Le entrate petrolifere, dice al quotidiano britannico, sono già calate di 4 miliardi e mezzo rispetto alle proiezioni che erano state fatte per l’anno finanziario, e probabilmente diminuiranno ancora.

“Di questi tempi, lo scorso anno, nel maggio 2008, il mercato delle esportazioni era di 2 milioni di barili al giorno, e il prezzo del petrolio era intorno ai 130 dollari al barile. Quest’anno, finora non siamo arrivati ai 50 dollari: il prezzo si aggira attorno ai 42-43 dollari, e anche le esportazioni sono diminuite. A mio avviso, se rimarremo sotto i 50 dollari e sotto i 2 milioni di barili al giorno, dovremo adottare un budget supplementare, sforando".

Le implicazioni sono problematiche. Jabr dice che i vari ministeri potrebbero dover chiedere ai loro numerosi dipendenti di accettare una riduzione degli stipendi pari al 20%. Molti hanno già congelato i piani di assunzione, ma questo potrebbe non bastare.

Così il mantra adesso è: senza il settore privato, e senza investimenti esteri, il Paese non ce la farà. Il punto è come convincere chi in Iraq dovrebbe metterci i capitali.

Da qui la necessità di fare le cose in grande. Scegliendo una piazza di grande richiamo.

A giudicare dalle previsioni di afflusso all’evento londinese, che si svolgerà nel lussuoso Landmark Hotel, accanto a Regent’s Park, l’interesse non manca: dovrebbero partecipare in duecento, fra imprese britanniche e di altri Paesi. Altre duecento circa, si dice, avrebbero voluto esserci, ma non c’era posto.

Il governo di Londra, che non ha mai nascosto il desiderio di fare affari in Iraq, in particolare ora che il ritiro delle sue truppe dal sud è imminente, non sta a guardare: venerdì – fra tre giorni - il premier Gordon Brown firmerà una partnership con il Primo Ministro iracheno Nuri al Maliki, nel corso di un ricevimento a Downing Street.

Ma partner di Baghdad il governo britannico lo è già a tutti gli effetti. L’evento di giovedì si svolge sotto gli auspici del suo Dipartimento per lo sviluppo internazionale, e a fare gli onori di casa ci sarà Michael Wareing, co-presidente della Basra Development Commission - l’organismo misto anglo-iracheno per la promozione degli investimenti nella zona di Bassora.  

Dal canto loro, i potenziali investitori, che di recente in Iraq stanno andandoci sempre più spesso, in missione esplorativa, ancora non si fidano molto della reale volontà degli iracheni di aprirsi al settore privato e sposare il libero mercato.
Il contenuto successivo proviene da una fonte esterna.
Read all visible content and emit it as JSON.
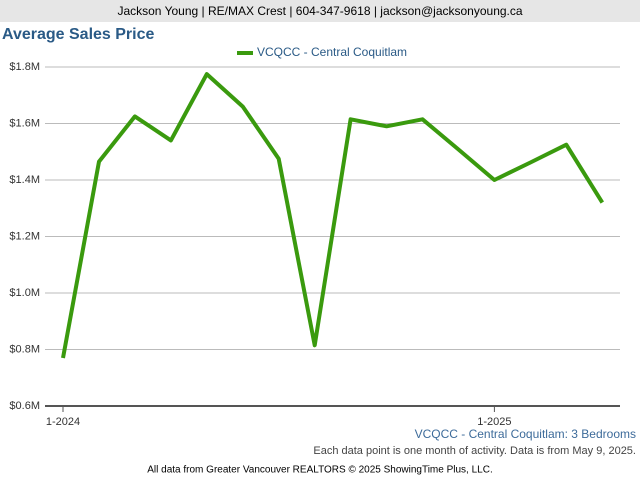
{
  "header": "Jackson Young | RE/MAX Crest | 604-347-9618 | jackson@jacksonyoung.ca",
  "chart_data": {
    "type": "line",
    "title": "Average Sales Price",
    "categories": [
      "1-2024",
      null,
      null,
      null,
      null,
      null,
      null,
      null,
      null,
      null,
      null,
      null,
      "1-2025",
      null,
      null,
      null
    ],
    "series": [
      {
        "name": "VCQCC - Central Coquitlam",
        "color": "#3a9a0e",
        "values": [
          770000,
          1465000,
          1625000,
          1540000,
          1775000,
          1660000,
          1475000,
          815000,
          1615000,
          1590000,
          1615000,
          1508000,
          1400000,
          1462000,
          1525000,
          1320000
        ]
      }
    ],
    "ylim": [
      600000,
      1800000
    ],
    "yticks": [
      {
        "value": 600000,
        "label": "$0.6M"
      },
      {
        "value": 800000,
        "label": "$0.8M"
      },
      {
        "value": 1000000,
        "label": "$1.0M"
      },
      {
        "value": 1200000,
        "label": "$1.2M"
      },
      {
        "value": 1400000,
        "label": "$1.4M"
      },
      {
        "value": 1600000,
        "label": "$1.6M"
      },
      {
        "value": 1800000,
        "label": "$1.8M"
      }
    ],
    "grid": true,
    "caption": "VCQCC - Central Coquitlam: 3 Bedrooms",
    "note": "Each data point is one month of activity. Data is from May 9, 2025."
  },
  "footer": "All data from Greater Vancouver REALTORS © 2025 ShowingTime Plus, LLC."
}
Dubbi che trovano una voce nell’ambasciatore britannico a Baghdad, Christopher Prentice, che commenta, sia pure con il linguaggio della diplomazia, che in Iraq “le partnership del settore pubblico-privato sono ancora in fase iniziale”.

Jabr, il ministro delle Finanze, rassicura: il suo governo è stato obbligato a ripensare il proprio atteggiamento. “Ritengo che dobbiamo aprire di più al settore privato internazionale”, dice al Guardian.

“La nostra tecnologia petrolifera è vecchia di 50-60 anni, il gas associato alla produzione di petrolio brucia e va perduto, ci mancano almeno 2 milioni di unità abitative di edilizia residenziale, e il nostro settore alberghiero è totalmente inadeguato”.

E allora , tutti a Londra, con grandi aspettative. Nella speranza di non tornare a casa a mani vuote.